Since CLRS assumes the universe of keys $U$ fixed, it is also natural to assume that the probability distribution of keys is also fixed by the problem at hand. In fact, this is what CLRS say on page 274 (3rd edition) in the context of open-addressing:

Of course, a given key has a unique fixed probe sequence associated with it; what we mean here is that, considering the probability distribution on the space of keys and the operation of the hash function on the keys, each possible probe sequence is equally likely.

So let $$K: S \to U$$ be the random variable of choosing a key with its own probability distribution (which is not assumed uniform(!): some keys might be chosen much more often than the other ones).

Then if one composes $K$ with the hash function (which is a deterministic object) $$h: U \to \{0,1,...,m-1\},$$ one gets a new random variable$$h(K): S \to \{0,1,...,m-1\}$$ that would have its own probability distribution showing how often certain hash-values would be used in our experiment of randomly choosing keys.

Then the hash function $h$ satisfies SUHA when $h(K)$ has $Unif \ \{0,1,...,m-1\}$ distribution.
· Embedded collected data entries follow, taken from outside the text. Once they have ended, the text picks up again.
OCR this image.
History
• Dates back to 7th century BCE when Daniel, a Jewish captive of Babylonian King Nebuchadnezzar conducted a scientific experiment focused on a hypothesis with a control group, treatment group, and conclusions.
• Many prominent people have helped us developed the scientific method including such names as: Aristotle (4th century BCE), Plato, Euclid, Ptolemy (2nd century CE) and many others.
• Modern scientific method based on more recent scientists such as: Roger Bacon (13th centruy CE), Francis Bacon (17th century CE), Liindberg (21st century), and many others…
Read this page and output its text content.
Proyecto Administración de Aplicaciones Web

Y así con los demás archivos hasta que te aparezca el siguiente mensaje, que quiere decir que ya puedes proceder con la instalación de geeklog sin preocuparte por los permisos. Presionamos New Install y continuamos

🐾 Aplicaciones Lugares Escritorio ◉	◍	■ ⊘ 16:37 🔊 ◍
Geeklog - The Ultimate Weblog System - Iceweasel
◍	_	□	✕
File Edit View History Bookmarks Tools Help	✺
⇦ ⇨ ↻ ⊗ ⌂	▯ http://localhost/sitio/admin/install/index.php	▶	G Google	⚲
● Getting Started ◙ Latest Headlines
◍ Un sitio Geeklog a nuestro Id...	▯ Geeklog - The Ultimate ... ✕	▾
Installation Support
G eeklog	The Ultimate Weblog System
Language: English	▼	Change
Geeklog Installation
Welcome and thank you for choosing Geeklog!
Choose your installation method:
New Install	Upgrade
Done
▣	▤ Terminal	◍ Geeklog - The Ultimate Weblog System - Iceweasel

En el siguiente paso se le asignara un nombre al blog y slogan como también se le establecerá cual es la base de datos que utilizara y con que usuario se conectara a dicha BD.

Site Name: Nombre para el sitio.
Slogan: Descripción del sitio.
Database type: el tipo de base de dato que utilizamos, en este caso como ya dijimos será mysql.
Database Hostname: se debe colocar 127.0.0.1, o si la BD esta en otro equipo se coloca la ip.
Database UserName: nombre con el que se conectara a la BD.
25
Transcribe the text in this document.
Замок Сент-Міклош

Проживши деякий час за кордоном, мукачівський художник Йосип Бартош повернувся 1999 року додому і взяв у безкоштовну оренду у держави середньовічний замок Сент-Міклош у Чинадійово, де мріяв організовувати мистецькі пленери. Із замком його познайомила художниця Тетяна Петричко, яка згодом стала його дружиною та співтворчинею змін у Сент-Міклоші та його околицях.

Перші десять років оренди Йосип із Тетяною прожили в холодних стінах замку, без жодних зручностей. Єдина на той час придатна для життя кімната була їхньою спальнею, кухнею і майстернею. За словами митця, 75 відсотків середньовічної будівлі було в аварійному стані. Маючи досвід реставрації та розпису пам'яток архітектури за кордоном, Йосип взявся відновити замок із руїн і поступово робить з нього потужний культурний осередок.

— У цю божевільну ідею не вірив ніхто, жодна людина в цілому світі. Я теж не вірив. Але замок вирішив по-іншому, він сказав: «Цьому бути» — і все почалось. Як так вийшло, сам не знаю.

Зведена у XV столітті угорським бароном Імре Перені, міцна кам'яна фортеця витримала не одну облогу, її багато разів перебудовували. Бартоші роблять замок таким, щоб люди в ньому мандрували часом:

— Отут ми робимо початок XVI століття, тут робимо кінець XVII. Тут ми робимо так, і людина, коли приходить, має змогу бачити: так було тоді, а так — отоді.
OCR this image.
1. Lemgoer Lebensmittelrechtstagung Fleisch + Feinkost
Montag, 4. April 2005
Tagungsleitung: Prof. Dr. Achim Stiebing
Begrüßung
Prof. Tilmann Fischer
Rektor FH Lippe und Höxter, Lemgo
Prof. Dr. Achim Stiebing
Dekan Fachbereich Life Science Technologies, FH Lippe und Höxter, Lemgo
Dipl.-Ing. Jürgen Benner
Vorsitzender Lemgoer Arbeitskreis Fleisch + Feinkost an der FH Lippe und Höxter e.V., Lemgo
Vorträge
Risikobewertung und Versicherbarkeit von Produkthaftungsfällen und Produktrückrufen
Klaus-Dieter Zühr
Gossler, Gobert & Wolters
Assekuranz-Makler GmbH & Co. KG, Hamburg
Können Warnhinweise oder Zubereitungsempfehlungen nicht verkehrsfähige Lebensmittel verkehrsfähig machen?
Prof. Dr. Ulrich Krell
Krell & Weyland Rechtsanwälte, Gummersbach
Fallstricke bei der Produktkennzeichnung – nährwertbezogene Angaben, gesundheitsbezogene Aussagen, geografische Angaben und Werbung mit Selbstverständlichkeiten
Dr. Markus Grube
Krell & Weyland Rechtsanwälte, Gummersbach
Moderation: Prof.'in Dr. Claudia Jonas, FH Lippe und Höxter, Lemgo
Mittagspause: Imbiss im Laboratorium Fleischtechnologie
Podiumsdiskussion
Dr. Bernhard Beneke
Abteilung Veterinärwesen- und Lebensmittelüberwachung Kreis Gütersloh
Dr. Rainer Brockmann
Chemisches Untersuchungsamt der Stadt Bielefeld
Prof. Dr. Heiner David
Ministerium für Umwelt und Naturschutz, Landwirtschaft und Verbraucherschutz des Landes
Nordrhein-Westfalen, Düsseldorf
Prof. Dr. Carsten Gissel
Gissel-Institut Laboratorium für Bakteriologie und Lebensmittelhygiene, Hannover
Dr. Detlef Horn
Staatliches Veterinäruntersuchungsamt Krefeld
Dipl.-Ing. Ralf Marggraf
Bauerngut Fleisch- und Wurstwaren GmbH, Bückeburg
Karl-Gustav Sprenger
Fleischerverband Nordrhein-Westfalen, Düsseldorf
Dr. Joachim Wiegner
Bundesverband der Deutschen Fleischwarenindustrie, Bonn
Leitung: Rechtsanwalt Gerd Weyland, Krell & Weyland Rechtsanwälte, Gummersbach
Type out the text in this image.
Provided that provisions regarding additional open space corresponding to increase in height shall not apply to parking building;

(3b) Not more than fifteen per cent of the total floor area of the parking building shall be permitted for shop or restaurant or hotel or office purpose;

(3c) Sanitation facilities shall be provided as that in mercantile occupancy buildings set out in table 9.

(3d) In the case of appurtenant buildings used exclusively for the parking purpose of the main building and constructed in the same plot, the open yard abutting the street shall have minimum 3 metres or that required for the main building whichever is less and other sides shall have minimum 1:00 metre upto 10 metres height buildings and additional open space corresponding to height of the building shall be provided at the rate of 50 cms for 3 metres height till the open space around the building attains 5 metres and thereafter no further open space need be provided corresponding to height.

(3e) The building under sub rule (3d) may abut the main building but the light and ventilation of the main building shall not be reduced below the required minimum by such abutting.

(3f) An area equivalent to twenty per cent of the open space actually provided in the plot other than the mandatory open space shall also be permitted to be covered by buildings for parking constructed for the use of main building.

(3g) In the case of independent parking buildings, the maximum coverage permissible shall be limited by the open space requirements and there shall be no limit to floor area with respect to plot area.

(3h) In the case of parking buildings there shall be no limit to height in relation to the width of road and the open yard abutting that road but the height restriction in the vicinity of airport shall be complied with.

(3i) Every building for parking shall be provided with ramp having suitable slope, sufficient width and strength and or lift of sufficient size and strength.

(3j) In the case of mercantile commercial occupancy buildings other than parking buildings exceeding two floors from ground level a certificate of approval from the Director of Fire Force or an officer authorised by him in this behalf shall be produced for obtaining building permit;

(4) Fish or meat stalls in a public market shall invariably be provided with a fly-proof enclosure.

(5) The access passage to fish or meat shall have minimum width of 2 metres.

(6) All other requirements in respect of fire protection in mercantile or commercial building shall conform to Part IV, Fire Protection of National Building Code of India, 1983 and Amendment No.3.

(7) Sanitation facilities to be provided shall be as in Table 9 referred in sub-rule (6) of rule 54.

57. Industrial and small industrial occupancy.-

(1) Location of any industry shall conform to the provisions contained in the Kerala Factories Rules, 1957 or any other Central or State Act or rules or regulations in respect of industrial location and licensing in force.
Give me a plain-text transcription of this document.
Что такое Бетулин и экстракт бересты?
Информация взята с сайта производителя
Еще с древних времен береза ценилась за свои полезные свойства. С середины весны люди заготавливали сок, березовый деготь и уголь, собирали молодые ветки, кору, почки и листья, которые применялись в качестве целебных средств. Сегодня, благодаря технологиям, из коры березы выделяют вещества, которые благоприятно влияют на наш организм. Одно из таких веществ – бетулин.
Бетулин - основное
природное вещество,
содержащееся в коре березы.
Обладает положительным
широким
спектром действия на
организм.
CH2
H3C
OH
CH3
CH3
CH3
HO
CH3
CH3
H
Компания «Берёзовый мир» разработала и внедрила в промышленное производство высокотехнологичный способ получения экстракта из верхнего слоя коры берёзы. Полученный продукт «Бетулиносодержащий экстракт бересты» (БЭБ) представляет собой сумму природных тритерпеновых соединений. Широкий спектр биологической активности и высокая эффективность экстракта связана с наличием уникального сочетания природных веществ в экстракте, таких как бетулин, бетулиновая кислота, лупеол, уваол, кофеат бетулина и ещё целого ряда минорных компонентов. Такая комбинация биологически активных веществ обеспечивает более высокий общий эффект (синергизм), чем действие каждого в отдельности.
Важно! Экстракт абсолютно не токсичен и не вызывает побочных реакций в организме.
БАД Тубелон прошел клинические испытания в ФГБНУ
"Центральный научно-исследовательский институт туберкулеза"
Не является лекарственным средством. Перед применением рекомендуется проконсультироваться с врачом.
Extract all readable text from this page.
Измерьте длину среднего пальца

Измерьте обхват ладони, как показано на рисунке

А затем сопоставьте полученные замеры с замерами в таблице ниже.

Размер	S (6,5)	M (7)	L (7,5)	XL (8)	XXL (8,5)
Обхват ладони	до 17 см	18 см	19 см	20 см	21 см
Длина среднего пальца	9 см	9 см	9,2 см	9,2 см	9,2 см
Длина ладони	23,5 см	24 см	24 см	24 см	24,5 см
For example, if $U = \{k_1, k_2,k_3,k_4 \}$ consists of only four keys with $$P(K=k_1) = P(K=k_2) = 1/3, \ P(K=k_3) = P(K=k_4) = 1/6, $$ the appropriate hashing function with $m=2$ slots would e.g. be $$h(k_1)=h(k_3)=0, \quad h(k_2)=h(k_4)=1,$$ because then $$P(h(K)=0)=1/2, \quad P(h(K)=1)=1/2.$$

Certainly, for some configurations of $U, K$ and $m$ there might be no hash function $h$ satisfying SUHA. Take e.g. $U=\{k_1, k_2, k_3 \}$ with $$P(K=k_1)=2/3, P(K=k_2)=P(K=k_3)=1/6,$$ and $m = 2$. There is no way to evenly spread out $k_1,k_2,k_3$ in just two slots - if you set $h(k_1)=j$, then $$P(h(K)=j) \geq 2/3$$no matter what $h$ was.